A new framework for building communities

The main protagonists for a stewarded model of housing delivery are often held back by the deep antagonism that exists between them. There is a collective feeling that respective concerns are not being listened to, resulting in a breakdown of communication and frustration on all sides. For a community-focused housing-led recovery to take place, local stakeholders need to be working together and toward a shared strategic vision for place. Developers, local authorities, and communities need to understand each other’s needs and priorities and work in a manner that harmoniously delivers the housing and wider infrastructure needed. In achieving this shared strategic vision, a stewardship model for community delivery will prove to be the way forward.

Recommendations

Recommendations for central government:

Make planning underscore good and green growth:  Some kind of national effort to collect and pool funding is necessary for the state to take its fair share of the burden towards affordable, mixed-tenure and sustainable housebuilding in the age of Net Zero.

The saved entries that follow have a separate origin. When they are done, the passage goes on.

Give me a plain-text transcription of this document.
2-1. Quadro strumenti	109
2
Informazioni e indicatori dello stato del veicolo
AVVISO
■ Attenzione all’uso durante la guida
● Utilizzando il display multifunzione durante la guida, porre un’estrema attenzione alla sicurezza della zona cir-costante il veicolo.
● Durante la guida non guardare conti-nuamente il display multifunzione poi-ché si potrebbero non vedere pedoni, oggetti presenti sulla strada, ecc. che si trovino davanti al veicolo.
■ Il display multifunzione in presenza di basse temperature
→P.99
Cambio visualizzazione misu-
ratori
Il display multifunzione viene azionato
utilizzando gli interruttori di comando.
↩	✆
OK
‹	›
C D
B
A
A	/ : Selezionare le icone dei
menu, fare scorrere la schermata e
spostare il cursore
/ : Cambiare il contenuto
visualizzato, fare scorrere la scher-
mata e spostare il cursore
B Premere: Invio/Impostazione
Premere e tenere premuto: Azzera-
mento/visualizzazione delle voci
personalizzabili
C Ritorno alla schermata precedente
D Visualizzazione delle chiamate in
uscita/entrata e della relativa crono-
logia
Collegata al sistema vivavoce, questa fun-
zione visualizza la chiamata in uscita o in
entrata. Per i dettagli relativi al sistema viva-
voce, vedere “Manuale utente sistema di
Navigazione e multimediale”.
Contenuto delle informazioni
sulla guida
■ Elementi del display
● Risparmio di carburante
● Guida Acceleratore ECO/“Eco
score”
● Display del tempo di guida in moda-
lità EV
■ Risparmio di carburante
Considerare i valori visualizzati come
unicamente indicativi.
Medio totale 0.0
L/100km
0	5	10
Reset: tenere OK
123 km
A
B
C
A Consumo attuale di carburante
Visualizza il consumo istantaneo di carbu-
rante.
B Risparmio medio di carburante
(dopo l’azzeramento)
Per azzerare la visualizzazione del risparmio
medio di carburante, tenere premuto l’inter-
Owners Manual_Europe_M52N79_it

What this spells out is the need for a new route forward, to the evolution of a balanced  system in which the planning of new developments unlocks the release of sufficient and fair funding to bolster sustainable growth in new homes across varied tenures.

To this end, Localis recommends the setting up of separate funds as follows, overseen at national level and to address the challenges of generating popular consent for local housing growth and making new developments both sustainable and commercially viable:

– a Capacity Fund for neighbourhood planning

– a Carbon Offsetting Fund for development

  • Amend Infrastructure Levy to be paid at the point of commencement on site and to include a ringfenced proportion for affordable housing provision.
  • Include Health Impact Assessments as a requirement in the National Planning Policy Framework.
  • Define and protect social infrastructure through the National Planning Policy Framework.
  • Work to develop a centralised portal where residents can access development plans and decisions for their area, in their entirety and in one place.
  • Acknowledge the need for a regional approach to new building – from garden cities in the South East to greater vertical development in major cities – through the creation of new boards for regional spatial planning.

Stewardship model: a strategic framework

Local government should:

  • Produce community value charters to provide a transparent picture of how procurement around development is benefiting the local area.
  • Work with communities to embed local design codes into neighbourhood plans.
  • Produce cultural statements for new developments containing the provision and protection of cultural assets and ACVs.
  • Commit to a hybrid model of community engagement around local plan-making with digital outreach combined with more extensive physical events.
  • Organise developers forums to bridge the gap between developers and communities around new development.

Communities should be encouraged and supported to:

  • Produce neighbourhood plans through statutory bodies (parish councils and neighbourhood forums) which do not undercut government housing targets

Developers should be encouraged to:

  • Attend and actively contribute to developer’s forums in support of strong collective place leadership and strategic planning.
  • Agree productivity deals with local authorities:
    • Local labour market uplift: skills and wages
    • For long-running developments of over 200 dwellings, run a local growth board to oversee the productivity deal.